A proposito degli etruschi...
«Si trattava dell’unica popolazione consapevole della propria diversità e nello stesso tempo del proprio inserimento nella tradizione vetero-romana, che ha affrontato apertamente la necessità di un’integrazione, partendo proprio dalla sua tradizione religiosa. Fu l’unica popolazione che, rinunciando alla propria lingua, tradusse tempestivamente in latino i propri libri sacri per assicurare la sopravvivenza all’Etrusca disciplina che, divenuta ormai religio publica del popolo romano, rappresentava il lascito più importante dell’eredità etrusca, e che giunse pienamente vitale fino al tardo antico. Altrettanto importante è il comportamento magno-greco dell’Italia meridionale, la cui filosofia, il Pitagorismo, era stata la prima esperienza filosofica dell’Italia antica e che, pur nella fedeltà a Roma, conservò la propria lingua e le proprie istituzioni teatrali e ludiche almeno fino al terzo secolo dopo Cristo. Purtroppo, su questo punto, è mancato il contributo fondamentale sui sanniti».

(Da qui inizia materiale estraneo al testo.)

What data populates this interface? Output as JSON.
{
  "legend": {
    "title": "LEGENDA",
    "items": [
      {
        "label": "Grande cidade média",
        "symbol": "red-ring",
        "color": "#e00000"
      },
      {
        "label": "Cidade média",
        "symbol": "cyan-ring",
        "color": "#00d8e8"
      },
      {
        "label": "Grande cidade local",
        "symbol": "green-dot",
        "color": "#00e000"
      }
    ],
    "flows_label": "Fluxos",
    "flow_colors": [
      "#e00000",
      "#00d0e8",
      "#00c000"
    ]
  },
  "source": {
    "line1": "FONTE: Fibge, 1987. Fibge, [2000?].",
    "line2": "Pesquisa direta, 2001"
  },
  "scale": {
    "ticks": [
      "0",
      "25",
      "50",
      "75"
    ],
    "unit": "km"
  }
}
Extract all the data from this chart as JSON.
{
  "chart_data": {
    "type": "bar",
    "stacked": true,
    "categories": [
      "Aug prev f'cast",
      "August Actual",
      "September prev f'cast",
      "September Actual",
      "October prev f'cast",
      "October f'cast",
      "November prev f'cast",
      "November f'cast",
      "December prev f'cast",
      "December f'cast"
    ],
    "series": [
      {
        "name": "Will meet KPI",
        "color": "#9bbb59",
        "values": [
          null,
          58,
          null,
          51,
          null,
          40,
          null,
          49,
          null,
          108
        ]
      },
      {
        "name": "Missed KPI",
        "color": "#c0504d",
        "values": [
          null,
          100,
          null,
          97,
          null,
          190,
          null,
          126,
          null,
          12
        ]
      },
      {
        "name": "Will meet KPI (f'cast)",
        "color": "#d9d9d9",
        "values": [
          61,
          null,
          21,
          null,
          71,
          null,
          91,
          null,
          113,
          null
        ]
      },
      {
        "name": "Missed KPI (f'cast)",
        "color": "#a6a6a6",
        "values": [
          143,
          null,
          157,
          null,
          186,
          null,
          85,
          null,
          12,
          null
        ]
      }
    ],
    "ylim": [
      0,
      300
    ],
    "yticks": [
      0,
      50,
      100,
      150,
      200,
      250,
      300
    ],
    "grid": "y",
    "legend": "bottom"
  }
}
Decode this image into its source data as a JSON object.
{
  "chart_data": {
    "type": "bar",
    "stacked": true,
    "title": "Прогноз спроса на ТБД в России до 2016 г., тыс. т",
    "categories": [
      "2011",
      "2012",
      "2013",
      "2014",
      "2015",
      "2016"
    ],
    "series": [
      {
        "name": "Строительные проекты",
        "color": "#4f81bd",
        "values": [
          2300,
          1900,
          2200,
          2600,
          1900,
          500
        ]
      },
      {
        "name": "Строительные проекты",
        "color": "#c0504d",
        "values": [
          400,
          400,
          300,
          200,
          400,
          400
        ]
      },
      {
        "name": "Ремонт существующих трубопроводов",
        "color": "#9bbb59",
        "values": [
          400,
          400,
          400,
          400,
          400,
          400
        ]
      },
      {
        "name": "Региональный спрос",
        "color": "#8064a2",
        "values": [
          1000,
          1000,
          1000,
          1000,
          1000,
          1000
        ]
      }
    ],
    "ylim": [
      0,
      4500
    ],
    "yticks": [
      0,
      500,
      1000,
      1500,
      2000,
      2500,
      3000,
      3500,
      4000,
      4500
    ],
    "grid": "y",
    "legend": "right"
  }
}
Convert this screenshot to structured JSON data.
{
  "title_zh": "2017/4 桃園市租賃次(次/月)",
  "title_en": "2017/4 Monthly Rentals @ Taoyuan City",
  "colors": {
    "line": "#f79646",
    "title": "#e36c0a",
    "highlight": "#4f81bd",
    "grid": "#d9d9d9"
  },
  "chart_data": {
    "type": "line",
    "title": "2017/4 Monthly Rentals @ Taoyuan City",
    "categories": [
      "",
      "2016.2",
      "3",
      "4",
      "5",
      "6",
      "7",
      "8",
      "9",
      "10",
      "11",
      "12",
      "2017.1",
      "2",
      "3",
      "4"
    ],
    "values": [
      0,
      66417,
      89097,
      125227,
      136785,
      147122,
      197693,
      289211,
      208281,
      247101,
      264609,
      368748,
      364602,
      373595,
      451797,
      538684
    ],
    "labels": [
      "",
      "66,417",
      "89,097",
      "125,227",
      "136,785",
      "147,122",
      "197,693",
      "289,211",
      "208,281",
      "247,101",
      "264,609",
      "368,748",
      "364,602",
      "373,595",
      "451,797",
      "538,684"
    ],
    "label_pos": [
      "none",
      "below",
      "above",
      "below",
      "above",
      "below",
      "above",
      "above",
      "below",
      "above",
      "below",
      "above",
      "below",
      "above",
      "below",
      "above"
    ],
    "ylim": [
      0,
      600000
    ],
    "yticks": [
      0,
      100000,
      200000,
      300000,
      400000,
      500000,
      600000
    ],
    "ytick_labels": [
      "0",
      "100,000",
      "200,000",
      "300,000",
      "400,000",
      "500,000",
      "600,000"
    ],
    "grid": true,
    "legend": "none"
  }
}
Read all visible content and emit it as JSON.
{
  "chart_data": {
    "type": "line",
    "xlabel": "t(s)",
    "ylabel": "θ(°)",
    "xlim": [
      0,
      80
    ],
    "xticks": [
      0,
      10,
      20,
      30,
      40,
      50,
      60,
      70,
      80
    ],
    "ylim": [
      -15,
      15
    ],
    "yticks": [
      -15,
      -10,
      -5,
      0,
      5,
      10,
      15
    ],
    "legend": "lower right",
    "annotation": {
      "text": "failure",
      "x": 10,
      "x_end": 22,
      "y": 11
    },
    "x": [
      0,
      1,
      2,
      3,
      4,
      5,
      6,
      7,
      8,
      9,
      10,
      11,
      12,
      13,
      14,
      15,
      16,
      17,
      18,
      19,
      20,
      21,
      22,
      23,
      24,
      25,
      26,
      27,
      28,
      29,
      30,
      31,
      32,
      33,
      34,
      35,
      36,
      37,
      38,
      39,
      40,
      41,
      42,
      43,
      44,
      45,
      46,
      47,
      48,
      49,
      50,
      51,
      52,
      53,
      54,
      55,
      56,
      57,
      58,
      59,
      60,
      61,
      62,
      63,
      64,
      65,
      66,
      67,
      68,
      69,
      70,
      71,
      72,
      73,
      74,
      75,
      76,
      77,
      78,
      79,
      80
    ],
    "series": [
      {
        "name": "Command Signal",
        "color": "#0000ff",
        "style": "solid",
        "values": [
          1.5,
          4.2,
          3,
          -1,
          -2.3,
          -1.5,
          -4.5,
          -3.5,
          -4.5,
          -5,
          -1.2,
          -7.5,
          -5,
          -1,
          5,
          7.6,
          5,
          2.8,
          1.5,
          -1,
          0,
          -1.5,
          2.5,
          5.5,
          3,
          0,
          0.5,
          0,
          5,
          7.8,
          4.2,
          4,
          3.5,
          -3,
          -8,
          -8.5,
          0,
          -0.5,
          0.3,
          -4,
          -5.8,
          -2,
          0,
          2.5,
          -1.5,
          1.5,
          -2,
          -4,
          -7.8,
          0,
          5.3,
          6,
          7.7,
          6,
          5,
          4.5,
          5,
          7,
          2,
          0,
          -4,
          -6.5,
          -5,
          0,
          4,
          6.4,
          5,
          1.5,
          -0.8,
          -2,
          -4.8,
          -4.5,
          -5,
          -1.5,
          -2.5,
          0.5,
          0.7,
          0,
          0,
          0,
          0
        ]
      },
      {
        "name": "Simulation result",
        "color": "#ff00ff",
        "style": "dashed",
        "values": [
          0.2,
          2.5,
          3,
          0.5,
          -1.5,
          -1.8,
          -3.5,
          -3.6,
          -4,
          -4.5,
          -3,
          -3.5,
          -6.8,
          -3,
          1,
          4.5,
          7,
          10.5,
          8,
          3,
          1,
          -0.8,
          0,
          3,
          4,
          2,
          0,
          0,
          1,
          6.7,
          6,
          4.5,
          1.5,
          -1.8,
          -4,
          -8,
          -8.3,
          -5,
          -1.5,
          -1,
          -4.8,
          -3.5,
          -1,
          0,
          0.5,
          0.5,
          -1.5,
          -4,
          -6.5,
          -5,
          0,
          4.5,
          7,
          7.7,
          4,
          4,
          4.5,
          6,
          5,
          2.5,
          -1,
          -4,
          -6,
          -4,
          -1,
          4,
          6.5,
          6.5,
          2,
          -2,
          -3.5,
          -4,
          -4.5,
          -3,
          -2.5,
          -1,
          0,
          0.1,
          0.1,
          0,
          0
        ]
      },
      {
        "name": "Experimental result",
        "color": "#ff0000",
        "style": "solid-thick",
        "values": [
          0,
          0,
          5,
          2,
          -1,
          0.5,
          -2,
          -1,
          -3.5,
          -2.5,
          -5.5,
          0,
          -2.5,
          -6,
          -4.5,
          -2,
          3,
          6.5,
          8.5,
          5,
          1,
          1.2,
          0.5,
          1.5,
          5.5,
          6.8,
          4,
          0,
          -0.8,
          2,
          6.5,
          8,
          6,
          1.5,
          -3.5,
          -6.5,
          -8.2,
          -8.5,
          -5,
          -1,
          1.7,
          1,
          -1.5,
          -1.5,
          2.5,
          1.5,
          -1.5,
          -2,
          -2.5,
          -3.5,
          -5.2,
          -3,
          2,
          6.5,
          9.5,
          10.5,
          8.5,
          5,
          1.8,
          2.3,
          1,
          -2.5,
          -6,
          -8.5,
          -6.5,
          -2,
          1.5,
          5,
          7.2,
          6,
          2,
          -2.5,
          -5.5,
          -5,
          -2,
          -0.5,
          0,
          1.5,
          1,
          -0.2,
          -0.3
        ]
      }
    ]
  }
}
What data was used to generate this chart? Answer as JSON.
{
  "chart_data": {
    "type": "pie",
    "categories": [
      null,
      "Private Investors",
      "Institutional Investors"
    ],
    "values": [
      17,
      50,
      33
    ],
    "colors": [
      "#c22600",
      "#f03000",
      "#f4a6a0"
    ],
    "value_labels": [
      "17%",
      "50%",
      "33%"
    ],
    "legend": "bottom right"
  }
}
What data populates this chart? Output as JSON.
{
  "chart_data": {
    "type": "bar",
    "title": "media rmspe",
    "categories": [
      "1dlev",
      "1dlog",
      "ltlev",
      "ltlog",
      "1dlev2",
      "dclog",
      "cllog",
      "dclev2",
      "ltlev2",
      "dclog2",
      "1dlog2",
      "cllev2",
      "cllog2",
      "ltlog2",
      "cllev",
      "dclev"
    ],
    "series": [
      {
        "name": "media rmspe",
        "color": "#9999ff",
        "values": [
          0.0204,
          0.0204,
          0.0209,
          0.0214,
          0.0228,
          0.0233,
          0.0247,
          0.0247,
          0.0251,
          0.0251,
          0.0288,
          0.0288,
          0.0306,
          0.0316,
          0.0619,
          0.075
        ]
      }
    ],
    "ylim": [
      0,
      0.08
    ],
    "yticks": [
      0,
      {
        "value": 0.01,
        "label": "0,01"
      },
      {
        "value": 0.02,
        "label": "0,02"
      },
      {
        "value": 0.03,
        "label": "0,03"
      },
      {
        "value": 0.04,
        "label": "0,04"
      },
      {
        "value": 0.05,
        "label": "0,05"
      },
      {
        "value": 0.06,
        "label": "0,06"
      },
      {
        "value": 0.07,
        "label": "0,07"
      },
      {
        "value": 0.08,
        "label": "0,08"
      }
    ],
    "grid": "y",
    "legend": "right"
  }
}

Professor Brizzi, era dunque tutto così idilliaco? Possiamo identificare l’Impero Romano come un esempio vincente d’integrazione dei popoli?
«Abbastanza. È un’assimilazione che si estende gradualmente ed è talmente perfetta che promuove imperatori che provengono da quasi tutte le parti dell’Impero. Le classi dirigenti del mondo antico - etrusche, sannitiche, galliche o orientali - tendono ad accettare la proposta che viene da Roma centralizzata di diventare consortes imperii. Parliamo così di un’assimilazione che si preoccupa soprattutto delle classi dirigenti e questo crea una coesione di interessi e di obbiettivi comuni che discendono in tutti gli aspetti della società civile. La struttura politica del mondo antico è tendenzialmente aristocratica. La democrazia, in sostanza, è un incidente».
Roma avrebbe saputo integrare anche i musulmani?
«Difficile, come, in genere, avviene per i monoteismi».
A proposito di imperatori provenienti da quasi tutte le parti dell'Impero: oggi in Francia abbiamo un ministro della Giustizia donna e maghrebina; in Usa abbiamo un Obama for President. In Italia?
«Attualmente nel nostro Paese c’è una crisi politica evidente, non penso che da noi la candidatura di un cittadino di origine straniera sia tra le evenienze immediate. Detto questo sarebbe un punto di arrivo e - premessa l’integrazione necessaria - persino auspicabile. Ci sono poi delle abilità che esulano dal sesso e dall’etnia, è evidente. Pensiamo appunto all’Impero Romano che era davvero sovranazionale. Alcuni obbiettivi, come sarebbe oggi l’elezione di un nero, li aveva raggiunti. Le donne erano escluse dai giochi politici, anche se alcune di loro esercitavano parzialmente il potere dietro le quinte».
L’Europa e l’Italia, saranno capaci di integrare i «loro» stranieri?
«La risposta è complessa, ci vorrà di sicuro molto tempo. Da un lato abbiamo flussi migratori sempre più massicci, dall’altro un mondo globalizzato su base economica e non politica. Contemporaneamente esiste la tendenza a identificarsi nei microcosmi, nelle piccole realtà quasi di “quartiere”.

Non sono un profeta, ma non stiamo attraversando un bel momento: lo definirei quasi di basso impero. La cosa più evidente è la polverizzazione della nostra cultura; una cultura in pillole, liofilizzata, che non promette nulla di buono».